5 responses to “Sunday Fun Stuff

  1. aquagranny911

    Hola, Norbrook!

    I love your “fun stuff” especially the baby bobcat & pic of that sweetie. I wonder if the aversive conditioning will be successful so that little one can return to the wild? I knew about that rescue because my nephew is a seasonal firefighter who was on that fire in the Plumas. I appreciate the follow up to that story. This isn’t the first time our guys have rescued critters from forest fires.

    I hope you had a wonderful Christmas. I did! First of all, I was “politics free” for 10 days & just soaked up being with my familia in Colorado. Very cold but we had a great time. Second, we traveled there in my brother’s new RV which I have now decided is the only way to travel. I want one! In my dreams because we would have to sell all we own & maybe a grandchild or two to afford one, lol! It is nice to have one rico relative, no!

    I hope all is well with you & yours, Chico.

    • Well, if the conditioning doesn’t work, then she’ll probably end up in a zoo or other similar facility.
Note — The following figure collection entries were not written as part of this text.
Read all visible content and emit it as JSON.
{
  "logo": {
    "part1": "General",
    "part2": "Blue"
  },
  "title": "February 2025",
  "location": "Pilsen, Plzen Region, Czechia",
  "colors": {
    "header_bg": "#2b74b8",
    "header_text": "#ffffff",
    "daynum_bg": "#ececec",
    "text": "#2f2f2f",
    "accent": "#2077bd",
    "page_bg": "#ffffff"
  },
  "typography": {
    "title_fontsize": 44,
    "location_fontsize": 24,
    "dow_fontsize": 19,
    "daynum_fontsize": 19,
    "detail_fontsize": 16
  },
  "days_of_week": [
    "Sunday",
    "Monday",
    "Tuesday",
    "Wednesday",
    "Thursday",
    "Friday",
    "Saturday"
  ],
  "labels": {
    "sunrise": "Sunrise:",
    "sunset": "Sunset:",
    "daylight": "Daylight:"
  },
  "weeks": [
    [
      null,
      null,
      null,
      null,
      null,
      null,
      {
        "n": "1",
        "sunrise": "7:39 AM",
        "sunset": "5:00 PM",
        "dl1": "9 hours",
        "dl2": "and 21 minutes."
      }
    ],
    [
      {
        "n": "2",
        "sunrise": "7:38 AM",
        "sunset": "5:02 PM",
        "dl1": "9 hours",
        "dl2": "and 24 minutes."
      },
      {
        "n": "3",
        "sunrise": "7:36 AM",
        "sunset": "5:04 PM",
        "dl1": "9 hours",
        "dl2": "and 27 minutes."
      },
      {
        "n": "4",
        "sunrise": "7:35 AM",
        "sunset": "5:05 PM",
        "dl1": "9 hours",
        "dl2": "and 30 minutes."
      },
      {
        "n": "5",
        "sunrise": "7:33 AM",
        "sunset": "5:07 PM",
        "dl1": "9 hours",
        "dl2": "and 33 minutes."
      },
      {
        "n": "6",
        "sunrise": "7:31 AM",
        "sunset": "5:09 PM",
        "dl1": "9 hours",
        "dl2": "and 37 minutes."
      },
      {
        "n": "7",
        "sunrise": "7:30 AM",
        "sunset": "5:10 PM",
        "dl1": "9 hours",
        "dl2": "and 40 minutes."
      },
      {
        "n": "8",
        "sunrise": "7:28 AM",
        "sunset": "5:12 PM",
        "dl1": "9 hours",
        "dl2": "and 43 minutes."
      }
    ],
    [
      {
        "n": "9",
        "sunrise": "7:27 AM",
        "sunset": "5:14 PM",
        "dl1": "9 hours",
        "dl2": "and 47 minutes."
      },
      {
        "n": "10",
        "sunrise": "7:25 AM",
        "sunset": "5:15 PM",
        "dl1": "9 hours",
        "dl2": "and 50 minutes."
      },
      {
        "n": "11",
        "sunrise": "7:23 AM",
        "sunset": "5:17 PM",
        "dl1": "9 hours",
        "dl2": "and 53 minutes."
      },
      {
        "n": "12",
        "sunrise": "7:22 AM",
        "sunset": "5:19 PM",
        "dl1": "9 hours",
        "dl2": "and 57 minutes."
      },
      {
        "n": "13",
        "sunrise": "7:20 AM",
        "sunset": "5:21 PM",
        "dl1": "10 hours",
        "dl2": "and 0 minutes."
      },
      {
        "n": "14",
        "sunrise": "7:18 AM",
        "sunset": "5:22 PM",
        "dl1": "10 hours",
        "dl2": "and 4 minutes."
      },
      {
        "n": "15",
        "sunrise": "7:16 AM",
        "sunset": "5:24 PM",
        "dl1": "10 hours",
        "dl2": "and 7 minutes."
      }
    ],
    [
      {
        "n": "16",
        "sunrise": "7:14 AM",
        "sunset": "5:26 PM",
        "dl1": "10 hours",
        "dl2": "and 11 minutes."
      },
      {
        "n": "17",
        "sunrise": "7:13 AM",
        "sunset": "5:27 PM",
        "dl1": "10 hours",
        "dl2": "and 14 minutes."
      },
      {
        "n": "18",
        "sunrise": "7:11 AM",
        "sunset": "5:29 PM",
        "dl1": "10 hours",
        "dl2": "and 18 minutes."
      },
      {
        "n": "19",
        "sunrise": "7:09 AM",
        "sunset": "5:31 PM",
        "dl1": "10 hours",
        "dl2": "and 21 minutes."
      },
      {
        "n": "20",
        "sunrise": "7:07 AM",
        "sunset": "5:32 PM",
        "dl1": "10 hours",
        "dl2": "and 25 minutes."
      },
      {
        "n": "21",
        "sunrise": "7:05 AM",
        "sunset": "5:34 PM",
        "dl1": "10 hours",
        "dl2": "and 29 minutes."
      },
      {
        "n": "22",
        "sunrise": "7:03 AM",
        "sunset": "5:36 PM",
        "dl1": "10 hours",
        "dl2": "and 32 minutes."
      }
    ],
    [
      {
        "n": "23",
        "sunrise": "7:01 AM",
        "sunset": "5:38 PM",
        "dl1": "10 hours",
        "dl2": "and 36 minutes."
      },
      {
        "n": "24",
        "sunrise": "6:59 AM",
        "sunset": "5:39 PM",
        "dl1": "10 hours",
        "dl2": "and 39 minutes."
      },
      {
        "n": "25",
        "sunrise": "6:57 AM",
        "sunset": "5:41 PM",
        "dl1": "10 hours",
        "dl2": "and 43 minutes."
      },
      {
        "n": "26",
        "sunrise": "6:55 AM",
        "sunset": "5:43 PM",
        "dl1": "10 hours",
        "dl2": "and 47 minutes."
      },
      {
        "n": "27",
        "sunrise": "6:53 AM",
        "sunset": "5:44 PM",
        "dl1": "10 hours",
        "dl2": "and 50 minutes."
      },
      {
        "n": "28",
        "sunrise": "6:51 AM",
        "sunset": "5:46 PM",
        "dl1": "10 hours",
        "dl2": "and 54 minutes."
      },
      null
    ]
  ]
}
One of the reasons I do a lot of “don’t feed the animals” education is that once they’re used to being around people, it usually means bad things for them in the long-term. This year, some idiot woman thought she was “being nice” by feeding a bear, and when the bear started hanging out near the local school looking for food, and threatening people, was really upset when the ECO’s came in and shot it.

      I’m glad you had a good Christmas. 😀 Mine was quiet – I was snowed in, and as it turns out our usual “big get-together” didn’t happen this year, due to illness, other obligations, or bad weather.

      • aquagranny911

        Dang! People really are very estupido about bears & also other wild creatures. I do admit that we have provided water for coyotes & other animals in drought. Maybe that is wrong also but I have figured that with some water in the desert, wild creatures will have the strength to hunt out their food. A lot of the natural water sources here have been usurped by humans. It is just not in my heart to let any critter go thirsty but I NEVER put out food.

  2. Thank you for calling mock modular forms to my attention.

  3. Dude, that Mash-up needs to come with a ‘no fluids’ warning label. Wonderful stuff.